Our three keynote speakers have kindly agreed to record their papers to help us all think about how network theory and analysis can be applied in historical research. The event will take place on June 19th 2020, 14:30–18:00 CET, and be entirely online: Keynotes will be streamed on Zoom and afterwards, uploaded to the HNR Youtube channel. There will also be Q&A-sessions following each presentation on Zoom. More information on registration, the program and the keynotes themselves can be found here.
Friday, 19 June 2020
14.30 - 18.00 CET
On Zoom
To attend, please register before 17 June 2020 so we can share the online conferencing channel with you and keep you updated about the virtual keynote event
Marieke van Erp – Computationally Tracing Concepts Through Time and Space
Digitised sources are a treasure trove for scholars, but accessing the information contained in them is far from trivial. Due to scale, traditional methods are insufficient to analyse the big data coming from these sources. Hence, computational methods look to be the solution. Indeed, computational methods can be utilised to identify and model concepts in large digital datasets, however the nature of these datasets as well as that of humanities research questions requires caution. In particular, the ramifications of time and location on understanding concepts cannot be underestimated.
In this talk, Marieke will present ongoing work on computationally tracing concepts through time and across geography using language and semantic web technology. Our work illustrates that seemingly simple concepts (e.g. sugar) prove to be much more complex than expected. We discuss the importance of semantics in helping not only to deal with this complexity but reify it so that it can be interrogated both computationally and via expert analysis.

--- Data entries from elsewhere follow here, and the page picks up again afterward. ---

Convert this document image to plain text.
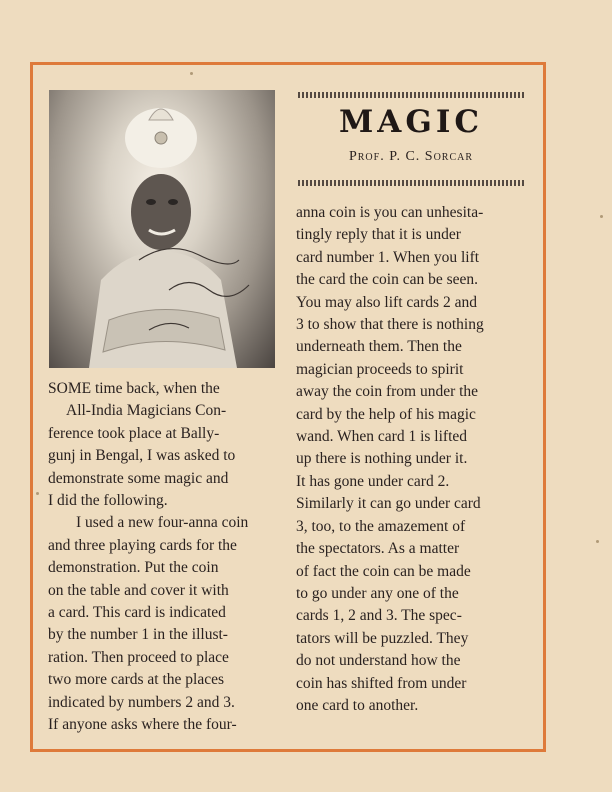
MAGIC
Prof. P. C. Sorcar

SOME time back, when the
All-India Magicians Con-
ference took place at Bally-
gunj in Bengal, I was asked to
demonstrate some magic and
I did the following.

I used a new four-anna coin
and three playing cards for the
demonstration. Put the coin
on the table and cover it with
a card. This card is indicated
by the number 1 in the illust-
ration. Then proceed to place
two more cards at the places
indicated by numbers 2 and 3.
If anyone asks where the four-

anna coin is you can unhesita-
tingly reply that it is under
card number 1. When you lift
the card the coin can be seen.
You may also lift cards 2 and
3 to show that there is nothing
underneath them. Then the
magician proceeds to spirit
away the coin from under the
card by the help of his magic
wand. When card 1 is lifted
up there is nothing under it.
It has gone under card 2.
Similarly it can go under card
3, too, to the amazement of
the spectators. As a matter
of fact the coin can be made
to go under any one of the
cards 1, 2 and 3. The spec-
tators will be puzzled. They
do not understand how the
coin has shifted from under
one card to another.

Ruth Ahnert – Networking the Early Modern Archive
We are accustomed to thinking about communication as a network because of the infrastructures that mediate our interactions in the modern world: telephone networks, the World Wide Web, and online social networking platforms. The early modern era was also networked, but its technology was the letter.This talk provides an overview of three projects that have applied network analysis to letter collections of different scales and varieties of provenance, undertaken variously with Sebastian Ahnert and The Networking Archives team. One is a small-hand-curated data set of around 300 letters. The second is a large digitised collection of over 130,000 letters. And the third is meta-archive of almost half a million letters from hundreds of different individual catalogues and projects. Ruth will discuss the challenges and opportunities of analysing these different collections using quantitative network analysis, the questions that can be asked, the technical and historical challenges of data cleaning and reconciliation, and the necessity of contextualising quantitative results within archival history.
Ruth Ahnert is Professor of Literary History & Digital Humanities in the School of English and Drama, Queen Mary University of London. By background Ruth is an early modernist, with a particular interest in book history and epistolary culture. Publications in this area include her first book, The Rise of Prison Literature in the Sixteenth Century (2013), and edited collection Re-forming the Psalms in Tudor England (2015). Since 2012 her work has increasingly engaged in computational methods through various collaborations. Previous work on the application of quantitative network analysis to the study of early modern letters, undertaken in collaboration with Sebastian Ahnert, has been funded by Stanford Humanities Center, the Folger Shakespeare Library, the AHRC, and the QMUL Innovation Grant. Ruth Ahnert is currently Principal Investigator on the large interdisciplinary project Living with Machines based at the British Library and Alan Turing Institute, and Co-Investigator on the AHRC-funded project ’Networking the Archives: Assembling and analysing a meta-archive of correspondence, 1509-1714’. With Elaine Treharne she is also series editor of the Stanford University Press’s Text Technologies series, which publishes books positioned at the intersection between book history and digital humanities.